Published: 19 January 2007

Abstract

Background

The Tet-Off (tTA) and Tet-On (rtTA) regulatory systems are widely applied to control gene expression in eukaryotes. Both systems are based on the Tet repressor (TetR) from transposon Tn10, a dimeric DNA-binding protein that binds to specific operator sequences (tetO). To allow the independent regulation of multiple genes, novel Tet systems are being developed that respond to different effectors and bind to different tetO sites. To prevent heterodimerization when multiple Tet systems are expressed in the same cell, single-chain variants of the transactivators have been constructed. Unfortunately, the activity of the single-chain rtTA (sc-rtTA) is reduced when compared with the regular rtTA, which might limit its application.

Results

We recently identified amino acid substitutions in rtTA that greatly improved the transcriptional activity and doxycycline-sensitivity of the protein.
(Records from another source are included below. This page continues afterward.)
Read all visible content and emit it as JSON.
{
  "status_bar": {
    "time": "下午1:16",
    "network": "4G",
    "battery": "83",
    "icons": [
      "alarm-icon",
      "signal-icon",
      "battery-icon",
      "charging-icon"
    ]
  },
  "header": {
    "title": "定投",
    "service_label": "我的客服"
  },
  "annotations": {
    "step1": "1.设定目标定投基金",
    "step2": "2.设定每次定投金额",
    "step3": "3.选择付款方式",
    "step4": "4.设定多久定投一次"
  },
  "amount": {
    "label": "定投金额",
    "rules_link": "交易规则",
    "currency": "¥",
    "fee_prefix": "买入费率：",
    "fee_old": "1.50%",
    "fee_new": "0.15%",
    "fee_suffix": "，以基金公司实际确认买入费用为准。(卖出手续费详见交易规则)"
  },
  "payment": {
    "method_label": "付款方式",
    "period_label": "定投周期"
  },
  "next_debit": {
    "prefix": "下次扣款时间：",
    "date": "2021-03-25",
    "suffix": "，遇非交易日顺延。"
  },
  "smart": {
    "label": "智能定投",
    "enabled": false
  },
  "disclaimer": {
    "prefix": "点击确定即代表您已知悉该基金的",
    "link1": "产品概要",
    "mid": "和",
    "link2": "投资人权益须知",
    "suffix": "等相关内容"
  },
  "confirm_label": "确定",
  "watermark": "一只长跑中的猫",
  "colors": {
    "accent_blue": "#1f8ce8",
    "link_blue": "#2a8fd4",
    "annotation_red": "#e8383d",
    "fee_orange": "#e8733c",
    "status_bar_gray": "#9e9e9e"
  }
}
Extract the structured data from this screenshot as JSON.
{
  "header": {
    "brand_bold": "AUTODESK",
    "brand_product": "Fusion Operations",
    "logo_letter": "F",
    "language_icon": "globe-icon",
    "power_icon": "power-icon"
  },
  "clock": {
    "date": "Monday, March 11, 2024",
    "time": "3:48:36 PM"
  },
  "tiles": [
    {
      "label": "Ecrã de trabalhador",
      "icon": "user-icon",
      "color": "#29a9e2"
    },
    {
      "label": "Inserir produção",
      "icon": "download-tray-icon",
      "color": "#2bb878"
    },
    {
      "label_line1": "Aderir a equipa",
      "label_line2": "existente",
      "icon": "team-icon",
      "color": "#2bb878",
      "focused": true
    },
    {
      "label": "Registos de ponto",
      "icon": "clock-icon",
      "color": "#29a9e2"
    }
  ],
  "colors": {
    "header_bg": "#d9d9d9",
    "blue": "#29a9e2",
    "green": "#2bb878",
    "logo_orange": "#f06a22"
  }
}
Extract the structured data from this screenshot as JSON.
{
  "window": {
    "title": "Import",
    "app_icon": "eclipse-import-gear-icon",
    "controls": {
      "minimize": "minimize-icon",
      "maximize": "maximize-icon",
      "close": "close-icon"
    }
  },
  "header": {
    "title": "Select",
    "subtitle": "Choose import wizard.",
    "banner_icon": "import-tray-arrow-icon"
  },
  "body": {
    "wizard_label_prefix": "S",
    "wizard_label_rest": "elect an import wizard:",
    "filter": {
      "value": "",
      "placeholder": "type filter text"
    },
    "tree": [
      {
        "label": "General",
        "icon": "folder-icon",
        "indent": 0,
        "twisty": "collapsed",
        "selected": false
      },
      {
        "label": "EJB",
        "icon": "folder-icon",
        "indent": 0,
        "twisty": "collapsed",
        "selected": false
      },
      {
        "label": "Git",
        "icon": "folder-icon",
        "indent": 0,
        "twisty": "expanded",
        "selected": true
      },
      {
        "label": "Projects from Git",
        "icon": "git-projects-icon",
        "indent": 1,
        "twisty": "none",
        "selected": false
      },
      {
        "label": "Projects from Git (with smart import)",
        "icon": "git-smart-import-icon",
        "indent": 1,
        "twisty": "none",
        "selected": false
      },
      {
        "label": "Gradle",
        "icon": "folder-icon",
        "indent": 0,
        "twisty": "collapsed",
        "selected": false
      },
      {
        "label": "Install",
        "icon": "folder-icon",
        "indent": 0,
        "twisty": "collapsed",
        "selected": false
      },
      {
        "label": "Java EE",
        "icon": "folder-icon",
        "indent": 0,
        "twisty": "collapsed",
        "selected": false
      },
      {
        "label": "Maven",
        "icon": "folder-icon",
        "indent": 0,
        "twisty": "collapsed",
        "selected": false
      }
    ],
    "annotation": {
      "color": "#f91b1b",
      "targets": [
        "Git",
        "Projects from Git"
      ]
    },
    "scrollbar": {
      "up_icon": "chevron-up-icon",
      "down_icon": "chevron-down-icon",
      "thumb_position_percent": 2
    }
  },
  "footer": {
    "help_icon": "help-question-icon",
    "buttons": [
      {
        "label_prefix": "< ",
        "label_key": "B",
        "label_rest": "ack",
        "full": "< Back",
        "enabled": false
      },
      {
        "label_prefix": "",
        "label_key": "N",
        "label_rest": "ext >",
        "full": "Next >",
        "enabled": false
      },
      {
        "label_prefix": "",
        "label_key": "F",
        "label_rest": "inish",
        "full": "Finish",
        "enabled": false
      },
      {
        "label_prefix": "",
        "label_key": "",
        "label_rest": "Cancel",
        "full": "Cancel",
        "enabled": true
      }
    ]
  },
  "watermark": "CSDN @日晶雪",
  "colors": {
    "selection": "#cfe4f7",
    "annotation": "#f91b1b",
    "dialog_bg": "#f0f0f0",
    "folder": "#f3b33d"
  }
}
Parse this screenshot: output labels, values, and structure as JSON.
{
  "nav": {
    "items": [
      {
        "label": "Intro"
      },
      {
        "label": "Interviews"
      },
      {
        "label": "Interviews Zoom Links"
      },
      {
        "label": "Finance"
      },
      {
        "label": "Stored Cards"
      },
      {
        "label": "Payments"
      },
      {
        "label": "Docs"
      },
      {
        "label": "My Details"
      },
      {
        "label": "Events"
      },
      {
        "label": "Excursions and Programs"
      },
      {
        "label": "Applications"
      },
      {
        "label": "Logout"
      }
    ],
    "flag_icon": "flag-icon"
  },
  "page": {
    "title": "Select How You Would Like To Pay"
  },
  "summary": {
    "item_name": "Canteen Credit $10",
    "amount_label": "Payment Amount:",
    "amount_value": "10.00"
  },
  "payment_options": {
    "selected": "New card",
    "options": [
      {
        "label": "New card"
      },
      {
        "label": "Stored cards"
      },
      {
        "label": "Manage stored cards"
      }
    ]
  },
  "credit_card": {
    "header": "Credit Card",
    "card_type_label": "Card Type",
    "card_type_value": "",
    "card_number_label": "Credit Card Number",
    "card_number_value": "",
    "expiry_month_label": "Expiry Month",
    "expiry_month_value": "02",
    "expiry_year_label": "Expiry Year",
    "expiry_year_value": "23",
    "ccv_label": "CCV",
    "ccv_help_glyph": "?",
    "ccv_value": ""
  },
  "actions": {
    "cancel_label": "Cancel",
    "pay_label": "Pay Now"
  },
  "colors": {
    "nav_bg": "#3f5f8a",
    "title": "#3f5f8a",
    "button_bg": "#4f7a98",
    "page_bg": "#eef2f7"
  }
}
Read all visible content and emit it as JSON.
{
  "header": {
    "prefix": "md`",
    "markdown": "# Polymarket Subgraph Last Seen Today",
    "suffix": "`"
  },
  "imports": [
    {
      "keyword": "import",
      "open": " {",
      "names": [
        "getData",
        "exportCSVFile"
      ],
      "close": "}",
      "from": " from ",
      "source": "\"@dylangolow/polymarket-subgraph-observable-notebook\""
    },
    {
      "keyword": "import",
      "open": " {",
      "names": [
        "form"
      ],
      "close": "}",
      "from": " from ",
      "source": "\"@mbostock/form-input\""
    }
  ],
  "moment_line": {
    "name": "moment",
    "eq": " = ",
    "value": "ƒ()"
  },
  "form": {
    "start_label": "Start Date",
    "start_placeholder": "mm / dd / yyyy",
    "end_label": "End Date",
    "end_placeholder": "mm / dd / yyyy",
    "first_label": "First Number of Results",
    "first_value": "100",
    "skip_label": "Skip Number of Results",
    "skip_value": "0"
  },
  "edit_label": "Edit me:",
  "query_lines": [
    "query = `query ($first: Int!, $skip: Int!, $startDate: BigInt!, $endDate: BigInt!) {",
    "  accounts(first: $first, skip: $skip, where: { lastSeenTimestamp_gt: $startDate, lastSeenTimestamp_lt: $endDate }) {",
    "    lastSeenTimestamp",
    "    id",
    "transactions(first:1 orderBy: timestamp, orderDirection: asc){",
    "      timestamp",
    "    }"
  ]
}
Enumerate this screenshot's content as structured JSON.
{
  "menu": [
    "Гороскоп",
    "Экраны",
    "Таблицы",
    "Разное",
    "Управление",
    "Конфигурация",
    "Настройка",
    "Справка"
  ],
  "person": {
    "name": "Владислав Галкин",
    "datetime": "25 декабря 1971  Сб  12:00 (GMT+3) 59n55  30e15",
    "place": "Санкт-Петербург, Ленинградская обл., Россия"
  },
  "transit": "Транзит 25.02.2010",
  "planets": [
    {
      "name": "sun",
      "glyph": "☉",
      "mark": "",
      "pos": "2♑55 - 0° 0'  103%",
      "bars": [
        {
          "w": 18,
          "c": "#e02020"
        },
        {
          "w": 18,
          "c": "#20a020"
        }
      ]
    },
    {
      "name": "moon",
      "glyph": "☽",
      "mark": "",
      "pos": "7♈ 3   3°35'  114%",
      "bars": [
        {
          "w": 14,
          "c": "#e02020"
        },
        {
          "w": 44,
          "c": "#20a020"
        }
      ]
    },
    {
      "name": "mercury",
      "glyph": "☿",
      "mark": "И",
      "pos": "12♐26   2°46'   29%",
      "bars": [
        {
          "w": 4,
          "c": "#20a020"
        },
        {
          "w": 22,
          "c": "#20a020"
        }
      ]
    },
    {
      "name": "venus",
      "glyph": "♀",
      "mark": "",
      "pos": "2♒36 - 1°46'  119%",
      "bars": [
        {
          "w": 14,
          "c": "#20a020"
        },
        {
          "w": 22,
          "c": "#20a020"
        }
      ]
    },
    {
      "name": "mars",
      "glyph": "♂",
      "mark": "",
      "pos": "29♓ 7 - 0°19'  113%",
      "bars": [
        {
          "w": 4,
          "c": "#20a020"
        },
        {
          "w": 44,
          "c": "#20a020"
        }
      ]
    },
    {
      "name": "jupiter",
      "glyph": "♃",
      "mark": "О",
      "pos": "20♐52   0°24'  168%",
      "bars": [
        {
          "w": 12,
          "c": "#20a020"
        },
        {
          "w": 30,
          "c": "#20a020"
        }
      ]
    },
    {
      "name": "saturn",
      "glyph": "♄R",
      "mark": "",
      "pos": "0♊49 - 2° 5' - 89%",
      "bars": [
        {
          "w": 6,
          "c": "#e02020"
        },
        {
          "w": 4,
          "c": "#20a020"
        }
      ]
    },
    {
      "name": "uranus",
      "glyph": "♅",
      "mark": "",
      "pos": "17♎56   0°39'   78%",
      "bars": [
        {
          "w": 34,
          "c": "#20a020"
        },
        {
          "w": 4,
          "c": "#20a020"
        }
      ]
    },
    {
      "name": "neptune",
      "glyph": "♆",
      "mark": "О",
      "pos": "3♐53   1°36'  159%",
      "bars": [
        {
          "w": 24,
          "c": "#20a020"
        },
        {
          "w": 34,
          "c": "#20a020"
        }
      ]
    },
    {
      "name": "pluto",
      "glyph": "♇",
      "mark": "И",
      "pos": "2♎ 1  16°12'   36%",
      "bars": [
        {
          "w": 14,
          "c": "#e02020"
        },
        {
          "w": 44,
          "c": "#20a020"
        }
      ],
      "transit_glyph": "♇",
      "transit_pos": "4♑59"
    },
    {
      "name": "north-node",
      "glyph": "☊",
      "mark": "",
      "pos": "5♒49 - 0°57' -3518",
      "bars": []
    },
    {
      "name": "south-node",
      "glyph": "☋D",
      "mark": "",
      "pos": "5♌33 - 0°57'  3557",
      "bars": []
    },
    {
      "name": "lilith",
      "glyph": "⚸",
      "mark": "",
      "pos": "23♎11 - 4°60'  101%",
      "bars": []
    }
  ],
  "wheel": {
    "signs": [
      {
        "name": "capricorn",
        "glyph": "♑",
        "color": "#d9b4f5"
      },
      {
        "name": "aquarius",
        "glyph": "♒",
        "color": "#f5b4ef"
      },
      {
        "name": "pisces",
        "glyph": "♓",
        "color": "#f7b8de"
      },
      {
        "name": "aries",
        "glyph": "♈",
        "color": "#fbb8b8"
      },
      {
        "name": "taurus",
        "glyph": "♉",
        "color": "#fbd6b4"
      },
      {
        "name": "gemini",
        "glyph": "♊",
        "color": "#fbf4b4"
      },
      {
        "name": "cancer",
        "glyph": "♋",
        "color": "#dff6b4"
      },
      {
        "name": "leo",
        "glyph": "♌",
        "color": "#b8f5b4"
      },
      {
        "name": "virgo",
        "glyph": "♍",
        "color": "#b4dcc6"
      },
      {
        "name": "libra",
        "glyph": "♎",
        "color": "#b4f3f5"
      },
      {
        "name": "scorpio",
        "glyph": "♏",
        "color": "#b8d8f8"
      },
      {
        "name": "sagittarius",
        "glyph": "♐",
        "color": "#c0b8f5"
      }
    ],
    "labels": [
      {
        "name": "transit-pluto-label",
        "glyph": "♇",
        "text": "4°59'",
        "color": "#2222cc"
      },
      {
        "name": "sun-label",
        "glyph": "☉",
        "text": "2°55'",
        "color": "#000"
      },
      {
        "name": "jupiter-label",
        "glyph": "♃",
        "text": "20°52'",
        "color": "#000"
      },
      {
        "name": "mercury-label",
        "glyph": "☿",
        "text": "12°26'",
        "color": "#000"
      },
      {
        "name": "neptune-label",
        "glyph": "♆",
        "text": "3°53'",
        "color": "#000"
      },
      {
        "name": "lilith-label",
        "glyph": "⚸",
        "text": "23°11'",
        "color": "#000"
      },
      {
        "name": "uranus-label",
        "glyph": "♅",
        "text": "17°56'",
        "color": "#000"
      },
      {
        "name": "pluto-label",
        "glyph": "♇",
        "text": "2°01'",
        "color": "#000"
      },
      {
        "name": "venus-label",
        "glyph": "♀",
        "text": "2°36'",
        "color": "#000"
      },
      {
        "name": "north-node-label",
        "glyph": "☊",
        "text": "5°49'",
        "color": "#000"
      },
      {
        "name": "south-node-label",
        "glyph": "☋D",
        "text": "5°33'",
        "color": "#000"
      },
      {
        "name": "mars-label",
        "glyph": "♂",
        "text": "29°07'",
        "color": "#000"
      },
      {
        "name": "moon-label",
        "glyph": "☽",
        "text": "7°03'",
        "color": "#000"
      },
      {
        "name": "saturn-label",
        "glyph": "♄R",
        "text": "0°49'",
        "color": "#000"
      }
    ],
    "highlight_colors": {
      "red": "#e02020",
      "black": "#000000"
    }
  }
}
To test whether we can similarly improve other TetR-based gene regulation systems, we introduced these mutations into tTA and sc-rtTA. Whereas none of the tested mutations improved tTA activity, they did significantly enhance sc-rtTA activity. We thus generated a novel sc-rtTA variant that is almost as active and dox-sensitive as the regular dimeric rtTA. This variant was also less sensitive to interference by co-expressed TetR-based tTS repressor protein and may therefore be more suitable for applications where multiple TetR-based regulatory systems are used.

Conclusion

We developed an improved sc-rtTA variant that may replace regular rtTA in applications where multiple TetR-based regulatory systems are used.